The whole purpose of this argument is to urge the CPAs to possess a high degree of professional integrity, acting in a competent and reliable manner. If the clients misconduct, they will destroy the reputation of the CPA career and thus it is very critical for them to act accordingly and ethical. These clients will only understand the consequences of their misconduct if the CPAs explain to them what is wrong. This clearly indicates that it is the responsibility of the CPAs to control the behavior of their clients towards their career. One way CPAs can enhance their value is by serving as a moral conscience for their clients. If CPAs are suspicious of their client’s behavior, they should make efforts to meet those clients and assess the situation. It is very beneficial to the client and the CPA if the CPA devotes time to the client in rectifying misconducts.
Auditors have a professional responsibility to report clients’ who are issuing false statements concerning their taxes or ignoring other laws. More so, auditors have a vital role in serving their clients and the public. Even if the auditor has worked for a client for many years, they have to treat each situation as a new account and proceed with a certain degree of professional skepticism. Auditors have to assume that cheating or violating laws can happen at any time with any client. Therefore, it is their responsibility to identify cheating and decide on the action to take depending on the level of the cheating. Auditors have no control over the information that is presented to them, there is plenty of room for dishonesty and thus they should not spare their client if they find any form of cheating. Auditors are trained to detect tax fraud, which is a form of tax dodging and this clearly indicate that it is their responsibility to report any fraud they might detect without favor or compromise. Some examples of what auditors find are a business with two sets of books, no receipts, and checks that have been altered to increase revenue. The Internal Revenue Manual instructs auditors who suspect their clients of tax fraud to contact the IRS criminal investigation division.
If I were Jess, I would turn down my friend’s offer to become an informant for the IRS. As an auditor, if I suspected that my client is cheating on taxes or any other violations of the law, I would consult my client on their behavior and advise how the wrong doing could be corrected. I believe in investing in relationships. There may be a chance the owner is unaware of the crime being committed. Maybe it is someone within the organization who is committing the crime that the owner may not know of. In this scenario, I would help my client by bringing this crime, which could cost him money and potential criminal charges, to light. On the other hand, if the owner knew of the crime and still refused to rectify the situation, I would have to report the crime to the IRS, but not as an informant. I would have to face my family and accept the terms of my own punishment if the IRS could prove the case against me. With the Checksfield case, he became an informant for the IRS and lost his job as well as his certificate. The risks of doing more harm to me and my career are higher by becoming an informant.
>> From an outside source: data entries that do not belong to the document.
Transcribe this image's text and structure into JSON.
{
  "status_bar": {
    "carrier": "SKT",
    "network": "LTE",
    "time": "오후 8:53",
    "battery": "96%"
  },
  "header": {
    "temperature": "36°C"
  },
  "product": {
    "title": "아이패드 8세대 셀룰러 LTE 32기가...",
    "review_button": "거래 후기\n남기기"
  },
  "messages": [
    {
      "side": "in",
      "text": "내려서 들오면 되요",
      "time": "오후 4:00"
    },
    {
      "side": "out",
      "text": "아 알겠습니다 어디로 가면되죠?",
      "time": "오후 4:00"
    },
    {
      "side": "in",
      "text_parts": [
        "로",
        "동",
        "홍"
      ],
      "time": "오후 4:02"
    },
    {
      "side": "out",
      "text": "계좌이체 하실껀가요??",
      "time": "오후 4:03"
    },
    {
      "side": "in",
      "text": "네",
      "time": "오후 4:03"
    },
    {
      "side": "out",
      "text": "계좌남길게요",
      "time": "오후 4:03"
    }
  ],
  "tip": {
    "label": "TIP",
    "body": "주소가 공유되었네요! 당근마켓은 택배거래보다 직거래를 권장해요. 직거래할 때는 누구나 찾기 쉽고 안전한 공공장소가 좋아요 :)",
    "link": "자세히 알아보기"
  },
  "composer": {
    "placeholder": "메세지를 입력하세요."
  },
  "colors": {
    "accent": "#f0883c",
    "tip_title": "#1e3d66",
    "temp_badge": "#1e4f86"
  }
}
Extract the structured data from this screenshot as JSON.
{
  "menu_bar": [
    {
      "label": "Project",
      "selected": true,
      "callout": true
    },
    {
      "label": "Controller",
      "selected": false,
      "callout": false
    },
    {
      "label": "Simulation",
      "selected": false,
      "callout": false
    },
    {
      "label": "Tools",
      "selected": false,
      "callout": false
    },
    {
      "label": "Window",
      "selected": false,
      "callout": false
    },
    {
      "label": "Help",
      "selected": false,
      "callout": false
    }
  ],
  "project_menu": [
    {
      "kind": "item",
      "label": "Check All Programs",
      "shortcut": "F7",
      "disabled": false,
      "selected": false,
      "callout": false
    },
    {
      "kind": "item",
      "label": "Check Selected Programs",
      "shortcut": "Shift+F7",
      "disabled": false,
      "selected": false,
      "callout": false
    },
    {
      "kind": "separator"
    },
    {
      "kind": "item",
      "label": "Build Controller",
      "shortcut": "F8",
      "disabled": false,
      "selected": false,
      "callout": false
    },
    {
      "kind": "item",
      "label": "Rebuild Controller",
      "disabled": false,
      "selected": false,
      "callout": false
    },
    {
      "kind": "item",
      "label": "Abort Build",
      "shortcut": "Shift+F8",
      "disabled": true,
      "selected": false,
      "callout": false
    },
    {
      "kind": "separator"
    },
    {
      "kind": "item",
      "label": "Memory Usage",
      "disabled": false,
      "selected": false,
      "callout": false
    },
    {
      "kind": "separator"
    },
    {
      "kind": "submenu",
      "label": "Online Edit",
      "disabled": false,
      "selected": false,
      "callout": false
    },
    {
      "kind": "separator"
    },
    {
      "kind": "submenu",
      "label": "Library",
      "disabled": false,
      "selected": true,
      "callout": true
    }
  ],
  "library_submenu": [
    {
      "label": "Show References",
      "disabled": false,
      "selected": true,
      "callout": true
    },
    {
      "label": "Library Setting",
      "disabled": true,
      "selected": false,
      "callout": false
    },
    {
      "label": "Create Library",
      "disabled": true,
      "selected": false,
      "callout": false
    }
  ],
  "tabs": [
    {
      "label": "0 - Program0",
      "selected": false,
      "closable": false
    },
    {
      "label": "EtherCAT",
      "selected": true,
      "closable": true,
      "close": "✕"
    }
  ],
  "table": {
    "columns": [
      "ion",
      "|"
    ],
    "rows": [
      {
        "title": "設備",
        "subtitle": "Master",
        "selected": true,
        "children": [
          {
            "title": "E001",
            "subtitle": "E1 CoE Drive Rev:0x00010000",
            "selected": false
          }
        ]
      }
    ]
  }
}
If I became an informant to the IRS, my family, job, and client would be affected. I would be placing myself in the position of public scrutiny and also be taking the chance of losing my livelihood. I would definitely lose the respect and trust of my. My CPA license would be revoked and finding another job in my profession would be practically impossible. Although the IRS would clear my slate as far as my obligations to them and present me with a monetary award, I would still lose my job and career. My family then would suffer because I would not be able to adequately provide for them. Last but not least, my client would be affected. They would probably have criminal charges brought against them and would feel betrayed by me, a professional that they trusted.